We again opted for the splendid dinner buffet, and, sated with Finnish facts and feasts, we collapsed wearily onto our bunks.
Last but not least was our resplendent buffet breakfast, remarkable for its Russo-Nordic flare. We were cordially greeted at the restaurant reception by a dapper Finnish maître d’,offering flutes of “sparkling wine” and orange juice. A window table view still offered no more than grey seas choked with sheets of ice, and then the Stockholm Archipelago islands wreathed in swathes of impenetrable mist.
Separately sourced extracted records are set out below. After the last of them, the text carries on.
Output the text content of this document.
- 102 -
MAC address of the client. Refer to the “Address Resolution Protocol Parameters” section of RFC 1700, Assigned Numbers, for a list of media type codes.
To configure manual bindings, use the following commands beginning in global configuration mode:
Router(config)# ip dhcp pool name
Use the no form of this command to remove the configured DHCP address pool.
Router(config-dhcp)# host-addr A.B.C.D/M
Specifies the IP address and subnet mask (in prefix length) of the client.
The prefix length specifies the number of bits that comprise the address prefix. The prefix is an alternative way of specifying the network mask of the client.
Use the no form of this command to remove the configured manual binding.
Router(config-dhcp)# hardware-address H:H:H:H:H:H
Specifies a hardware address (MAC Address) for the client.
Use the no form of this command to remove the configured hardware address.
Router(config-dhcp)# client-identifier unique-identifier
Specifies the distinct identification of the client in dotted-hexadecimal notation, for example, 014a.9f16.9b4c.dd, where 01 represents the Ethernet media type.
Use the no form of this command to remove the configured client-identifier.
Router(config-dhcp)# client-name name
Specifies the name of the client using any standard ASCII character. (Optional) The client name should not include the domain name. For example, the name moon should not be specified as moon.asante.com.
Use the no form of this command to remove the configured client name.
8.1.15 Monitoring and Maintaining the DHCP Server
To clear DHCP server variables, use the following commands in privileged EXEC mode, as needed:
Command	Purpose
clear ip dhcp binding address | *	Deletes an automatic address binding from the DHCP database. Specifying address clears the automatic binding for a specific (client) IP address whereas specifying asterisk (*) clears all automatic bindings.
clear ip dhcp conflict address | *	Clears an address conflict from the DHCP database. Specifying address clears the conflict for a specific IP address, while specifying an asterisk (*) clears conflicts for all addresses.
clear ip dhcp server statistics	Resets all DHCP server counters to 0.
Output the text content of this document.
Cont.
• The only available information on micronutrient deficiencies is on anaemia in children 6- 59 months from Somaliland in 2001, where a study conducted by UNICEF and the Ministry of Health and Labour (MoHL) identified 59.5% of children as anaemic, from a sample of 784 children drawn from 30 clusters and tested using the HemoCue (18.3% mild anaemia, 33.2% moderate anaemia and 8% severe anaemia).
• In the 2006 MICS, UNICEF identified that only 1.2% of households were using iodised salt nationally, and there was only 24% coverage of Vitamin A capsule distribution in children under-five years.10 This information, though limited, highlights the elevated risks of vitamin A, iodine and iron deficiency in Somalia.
But our meal soon occupied us fully, as there was a superb selection of cold cuts, cheeses, and sliced salad greens with pickles and peppers, finely diced onions and cream-drenched col’-slaw. A variety of breads – rye, black and brown – and confectionary ranging from pastries and croissants to mini-waffles and blinis, were accompanied by preserves made from the local berries. Fish, of course, in various forms – rollmops, smoked salmon slices and baked white cuts, hot foods such as sausages, savoury-filled tomatoes, bacon and scrambled eggs, and a table offering glass jars containing various cereals and muesli, with honey, diced dried fruits and nuts. In the interests of donning my jeans with minimal discomfort, I virtuously opted simply for bran flakes and a little fruit salad with berries, completed with SA rooibos tea which I carry in my bag at all times. European coffee is known to increase in strength the further north one travels, rendering Finnish coffee of such lethal potency as to guarantee a mazurka on the table-tops and insomnia for a week!
Our long weekend in Helsinki, with Baltic crossing, was a thoroughly interesting experience. I had not anticipated such a fascinating historical and gourmet adventure – indeed I handy known what to expect. But I have come away with a number of strong impressions: severe and prolonged winter conditions, the sauna is the centre of family and social life – necessary in such a punishing climate, genuinely blonde women (unlike the many Swedish bottle-blondes), strong – if youthful – nationalism, higher prices for everything than in Stockholm, attractive and varied architecture, and enchanting Kallevalic mythological literature.